Just pick any day in which the absolute return fell below $1, e.g. the last day of the plot in which the absolute value of the investment was down to $0.80. In the middle plot (b), the value depicted is ln(0.8) = -0.22. Note that the plot is in log scale, so what is labeled as $1 is really ln(1) = 0. If we instead try to plot the relative percent changes, then the day 1 number should be ln(0) which is undefined while the last number should be ln(-20%) which is also undefined.

This is another example of something umcomfortable about using log scales which I pointed out in this post. It's this idea that when we do log plots, we can freely substitute axis labels which are not directly proportional to the actual labels. It's plotting one thing, and labelling it something else. These labels are then disconnected from the visual encoding. It's against the goal of visualizing data.

 


The message left the visual

The following chart showed up in Princeton Alumni Weekly, in a report about China's population:

Sciam_chinapop_19802020

This chart was one of several that appeared in a related Scientific American article.

The story itself is not surprising. As China develops, its birth rate declines, while the death rate also falls, thus, the population ages. The same story has played out in all advanced economies.

***

From a Trifecta Checkup perspective, this chart suffers from several problems.

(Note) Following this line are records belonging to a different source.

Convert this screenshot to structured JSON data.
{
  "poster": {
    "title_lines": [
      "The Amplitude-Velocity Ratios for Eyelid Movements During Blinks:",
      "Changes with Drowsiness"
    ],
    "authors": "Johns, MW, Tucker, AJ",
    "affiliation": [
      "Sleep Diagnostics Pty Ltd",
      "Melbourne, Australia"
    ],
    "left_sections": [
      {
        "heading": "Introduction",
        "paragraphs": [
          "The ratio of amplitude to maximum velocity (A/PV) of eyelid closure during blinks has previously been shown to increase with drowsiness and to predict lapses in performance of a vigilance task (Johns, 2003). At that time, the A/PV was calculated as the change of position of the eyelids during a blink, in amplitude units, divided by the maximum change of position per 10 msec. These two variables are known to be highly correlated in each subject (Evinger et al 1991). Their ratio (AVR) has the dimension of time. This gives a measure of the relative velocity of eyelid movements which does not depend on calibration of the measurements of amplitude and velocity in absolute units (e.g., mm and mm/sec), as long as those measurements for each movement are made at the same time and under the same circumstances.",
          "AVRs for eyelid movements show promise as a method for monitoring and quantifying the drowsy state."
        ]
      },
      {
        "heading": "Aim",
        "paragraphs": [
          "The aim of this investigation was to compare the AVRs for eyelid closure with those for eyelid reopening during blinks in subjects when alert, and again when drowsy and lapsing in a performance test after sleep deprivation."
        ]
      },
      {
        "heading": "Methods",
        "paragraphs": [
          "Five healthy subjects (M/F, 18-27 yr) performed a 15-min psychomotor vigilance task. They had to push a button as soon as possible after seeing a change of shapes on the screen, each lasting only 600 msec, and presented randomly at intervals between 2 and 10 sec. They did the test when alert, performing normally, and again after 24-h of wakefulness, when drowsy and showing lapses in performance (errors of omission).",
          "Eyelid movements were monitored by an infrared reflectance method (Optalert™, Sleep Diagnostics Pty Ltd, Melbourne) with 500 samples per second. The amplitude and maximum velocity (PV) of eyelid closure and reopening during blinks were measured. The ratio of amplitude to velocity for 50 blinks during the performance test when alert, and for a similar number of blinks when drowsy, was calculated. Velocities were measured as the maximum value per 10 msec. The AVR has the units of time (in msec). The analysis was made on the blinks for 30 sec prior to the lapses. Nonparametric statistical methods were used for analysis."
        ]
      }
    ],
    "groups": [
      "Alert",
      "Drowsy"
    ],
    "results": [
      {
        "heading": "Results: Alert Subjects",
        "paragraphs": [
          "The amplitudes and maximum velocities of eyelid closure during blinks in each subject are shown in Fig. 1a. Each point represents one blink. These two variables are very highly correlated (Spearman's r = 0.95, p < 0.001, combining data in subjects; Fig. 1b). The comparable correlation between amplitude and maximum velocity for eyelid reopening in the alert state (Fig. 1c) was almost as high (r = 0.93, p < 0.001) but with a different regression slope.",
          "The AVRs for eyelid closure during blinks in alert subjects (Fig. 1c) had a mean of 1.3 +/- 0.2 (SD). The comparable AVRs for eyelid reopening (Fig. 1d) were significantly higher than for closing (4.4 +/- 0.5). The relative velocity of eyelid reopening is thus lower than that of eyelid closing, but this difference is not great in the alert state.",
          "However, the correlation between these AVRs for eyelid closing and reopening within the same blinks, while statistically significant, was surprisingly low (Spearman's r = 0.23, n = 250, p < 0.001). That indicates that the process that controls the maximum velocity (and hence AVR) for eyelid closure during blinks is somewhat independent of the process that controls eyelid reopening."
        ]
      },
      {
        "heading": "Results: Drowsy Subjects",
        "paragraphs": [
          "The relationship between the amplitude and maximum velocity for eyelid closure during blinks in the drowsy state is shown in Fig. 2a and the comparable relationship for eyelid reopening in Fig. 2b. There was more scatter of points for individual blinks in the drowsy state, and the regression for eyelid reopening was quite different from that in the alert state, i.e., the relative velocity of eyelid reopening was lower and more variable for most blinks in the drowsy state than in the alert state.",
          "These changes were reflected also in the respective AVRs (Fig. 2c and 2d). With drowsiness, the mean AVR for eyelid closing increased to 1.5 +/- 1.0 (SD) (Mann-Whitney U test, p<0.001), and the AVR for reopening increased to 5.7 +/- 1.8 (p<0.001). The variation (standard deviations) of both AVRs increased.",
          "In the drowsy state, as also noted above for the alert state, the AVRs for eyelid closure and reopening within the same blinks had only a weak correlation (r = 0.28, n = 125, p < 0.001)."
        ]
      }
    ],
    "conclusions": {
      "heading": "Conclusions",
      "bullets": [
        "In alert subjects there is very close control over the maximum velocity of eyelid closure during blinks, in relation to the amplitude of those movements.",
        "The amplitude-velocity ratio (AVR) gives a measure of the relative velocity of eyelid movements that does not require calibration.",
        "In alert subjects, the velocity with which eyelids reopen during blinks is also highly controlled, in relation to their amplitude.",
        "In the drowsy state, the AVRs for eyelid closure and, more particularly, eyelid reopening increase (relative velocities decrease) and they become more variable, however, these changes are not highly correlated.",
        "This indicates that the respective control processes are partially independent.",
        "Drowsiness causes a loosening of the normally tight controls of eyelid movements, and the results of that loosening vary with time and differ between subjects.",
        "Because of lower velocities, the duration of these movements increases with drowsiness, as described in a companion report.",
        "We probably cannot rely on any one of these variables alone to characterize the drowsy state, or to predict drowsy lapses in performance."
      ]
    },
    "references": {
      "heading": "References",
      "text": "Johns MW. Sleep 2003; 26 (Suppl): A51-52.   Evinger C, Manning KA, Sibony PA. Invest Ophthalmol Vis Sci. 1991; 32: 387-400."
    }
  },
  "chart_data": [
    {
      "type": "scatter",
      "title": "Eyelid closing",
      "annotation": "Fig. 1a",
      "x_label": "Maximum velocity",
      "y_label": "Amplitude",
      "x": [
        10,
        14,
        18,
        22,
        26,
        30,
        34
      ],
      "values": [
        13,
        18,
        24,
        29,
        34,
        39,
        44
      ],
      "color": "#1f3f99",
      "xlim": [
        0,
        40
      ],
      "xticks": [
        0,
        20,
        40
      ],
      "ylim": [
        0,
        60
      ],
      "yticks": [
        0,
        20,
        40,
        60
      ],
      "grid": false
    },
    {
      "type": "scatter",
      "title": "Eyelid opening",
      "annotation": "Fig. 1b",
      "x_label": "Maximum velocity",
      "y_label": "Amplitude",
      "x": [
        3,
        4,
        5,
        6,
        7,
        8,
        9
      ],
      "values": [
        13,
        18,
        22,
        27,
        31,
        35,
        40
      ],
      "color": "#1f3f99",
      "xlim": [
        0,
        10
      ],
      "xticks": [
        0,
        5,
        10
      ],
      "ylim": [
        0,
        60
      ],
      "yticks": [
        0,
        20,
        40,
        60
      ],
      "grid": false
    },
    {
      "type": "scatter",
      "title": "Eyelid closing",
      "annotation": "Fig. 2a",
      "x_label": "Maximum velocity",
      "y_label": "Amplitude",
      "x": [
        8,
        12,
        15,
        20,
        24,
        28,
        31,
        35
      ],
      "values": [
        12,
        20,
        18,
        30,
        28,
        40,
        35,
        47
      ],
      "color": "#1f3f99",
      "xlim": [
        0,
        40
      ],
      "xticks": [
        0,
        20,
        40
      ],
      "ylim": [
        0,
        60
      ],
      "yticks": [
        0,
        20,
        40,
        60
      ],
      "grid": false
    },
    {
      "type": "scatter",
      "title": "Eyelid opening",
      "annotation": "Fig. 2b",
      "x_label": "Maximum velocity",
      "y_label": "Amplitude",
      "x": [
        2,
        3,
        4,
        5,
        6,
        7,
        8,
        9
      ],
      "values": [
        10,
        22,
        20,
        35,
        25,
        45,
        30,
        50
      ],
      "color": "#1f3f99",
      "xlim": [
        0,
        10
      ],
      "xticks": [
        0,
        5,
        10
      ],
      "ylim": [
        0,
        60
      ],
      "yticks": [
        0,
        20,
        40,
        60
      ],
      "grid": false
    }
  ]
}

The text annotation on the top right suggests what message the authors intended to deliver. Pointing to the group of people aged between 30 and 59 in 2020, they remarked that this large cohort would likely cause "a crisis" when they age. There would be fewer youngsters to support them.

Unfortunately, the data and visual elements of the chart do not align with this message. Instead of looking forward in time, the chart compares the 2020 population pyramid with that from 1980, looking back 40 years. The chart shows an insight from the data, just not the right one.

A major feature of a population pyramid is the split by gender. The trouble is gender isn't part of the story here.

In terms of age groups, the chart treats each subgroup "fairly". As a result, the reader isn't shown which of the 22 subgroups to focus on. There are really 44 subgroups if we count each gender separately, and 88 subgroups if we include the year split.

***

The following redesign traces the "crisis" subgroup (those who were 30-59 in 2020) both backwards and forwards.

Junkcharts_redo_chinapopulationpyramids

The gender split has been removed; here, the columns show the total population. Color is used to focus attention to one cohort as it moves through time.

Notice I switched up the sample times. I pulled the population data for 1990 and 2060 (from this website). The original design used the population data from 1980 instead of 1990. However, this choice is at odds with the message. People who were 30 in 2020 were not yet born in 1980! They started showing up in the 1990 dataset.

At the other end of the "crisis" cohort, the oldest (59 year old in 2020) would have deceased by 2100 as 59+80 = 139. Even the youngest (30 in 2020) would be 110 by 2100 so almost everyone in the pink section of the 2020 chart would have fallen off the right side of the chart by 2100.

These design decisions insert a gap between the visual and the message.